Foodborne illness does not take a holiday
Planning a New Year’s Eve party? Don’t let food safety take a backseat to the celebration.
Planning a New Year’s Eve party can be lots of fun. It can be a time where family and friends get together to celebrate the coming of a new year. Since foodborne illness bacteria do not take a holiday, a wise party planner will keep the following tips in mind.
- Keep hot foods hot and cold foods cold! When food is left at room temperature for any length of time, foodborne illness bacteria can double every 20 minutes. Hot foods should be held above 140 degrees Fahrenheit in chafing dishes or slow cookers. Keep cold foods cold, below 40 degrees Fahrenheit by nestling the dishes in beds of ice.
- Be wise – use the two hour rule!
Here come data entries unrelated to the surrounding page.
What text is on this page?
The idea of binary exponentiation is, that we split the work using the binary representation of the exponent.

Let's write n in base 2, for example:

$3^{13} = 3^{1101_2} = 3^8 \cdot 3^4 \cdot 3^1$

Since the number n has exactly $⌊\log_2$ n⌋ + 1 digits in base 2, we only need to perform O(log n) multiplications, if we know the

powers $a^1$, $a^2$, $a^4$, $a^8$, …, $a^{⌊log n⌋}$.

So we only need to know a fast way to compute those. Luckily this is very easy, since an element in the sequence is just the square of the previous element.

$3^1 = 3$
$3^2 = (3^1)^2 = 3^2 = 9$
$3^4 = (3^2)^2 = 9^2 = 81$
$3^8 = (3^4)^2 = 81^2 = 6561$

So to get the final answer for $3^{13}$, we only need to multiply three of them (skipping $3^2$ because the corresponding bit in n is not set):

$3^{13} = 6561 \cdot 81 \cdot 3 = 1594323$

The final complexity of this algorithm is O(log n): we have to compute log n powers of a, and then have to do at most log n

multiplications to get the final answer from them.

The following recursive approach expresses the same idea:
If perishable food is left at room temperature for more than two hours, bacteria can grow and make someone sick spoiling their party. If you are not sure how long the coleslaw has been sitting out, remember the rule, “When in doubt – throw it out!”
Michigan State University Extension recommends these “do’s” and “don’ts” of favorite party foods. Here are some tips to keep in mind when serving the holiday favorites:
- Eggnog is delicious and creamy, but Salmonella could be lurking in the drink if raw eggs are used.
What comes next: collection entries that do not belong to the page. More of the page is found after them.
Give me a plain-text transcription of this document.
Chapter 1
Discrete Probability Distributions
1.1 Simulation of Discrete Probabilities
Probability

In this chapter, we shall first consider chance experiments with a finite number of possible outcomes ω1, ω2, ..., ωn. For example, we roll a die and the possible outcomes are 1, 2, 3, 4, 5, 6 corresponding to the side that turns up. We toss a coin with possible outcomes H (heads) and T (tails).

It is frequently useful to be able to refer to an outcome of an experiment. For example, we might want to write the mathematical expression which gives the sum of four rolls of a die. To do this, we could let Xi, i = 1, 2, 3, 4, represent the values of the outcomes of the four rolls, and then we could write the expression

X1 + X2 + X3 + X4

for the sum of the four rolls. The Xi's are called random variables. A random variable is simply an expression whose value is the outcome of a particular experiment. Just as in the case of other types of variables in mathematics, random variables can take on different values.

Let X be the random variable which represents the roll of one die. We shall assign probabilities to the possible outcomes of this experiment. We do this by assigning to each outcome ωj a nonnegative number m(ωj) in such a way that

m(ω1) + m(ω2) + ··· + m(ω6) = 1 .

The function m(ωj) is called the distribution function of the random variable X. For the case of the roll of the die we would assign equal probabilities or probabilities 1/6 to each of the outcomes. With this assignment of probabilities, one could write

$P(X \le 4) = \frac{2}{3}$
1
- Do: Use only pasteurized eggs or egg products in the egg base.
- Do: Heat the egg base to 160 degrees Fahrenheit because pasteurization is the only way to kill the bacteria.
- Don’t rely on alcohol to kill the bacteria! Rum or alcohol may kill some of the bacteria, but it will not kill all! Don’t play Russian roulette with this holiday favorite!
- Ham, whether it is glazed or in a salad needs to be cared for.
- Do: Read the label. Some hams are ready to eat, while others need to be cooked. Cooking instructions will be on the ham label.
- Do: Store the ham in the refrigerator. Use ham slices within four days and a whole ham within a week.
- Do: Cook the ham to a safe temperature.
- Deli meats or cold cuts can harbor Listeria, which is dangerous to pregnant women and the unborn babies.
- Do: Avoid deli meats if you are pregnant.
- Do: Store deli meats in the refrigerator until just prior to serving. Deli meats need to be used within three to five days of the purchase date.
- Do: Keep deli meat fluids away from other foods and from the food preparation surfaces. If there is a mess, clean it up by washing with hot, soapy water, then rinse the surface and sanitize the area.
By carefully planning the New Year’s Eve menu with food safety in mind, you and your guests will have a good time celebrating. Your guests will be grateful for your thoughtfulness and avoiding those uninvited guests – foodborne bacteria.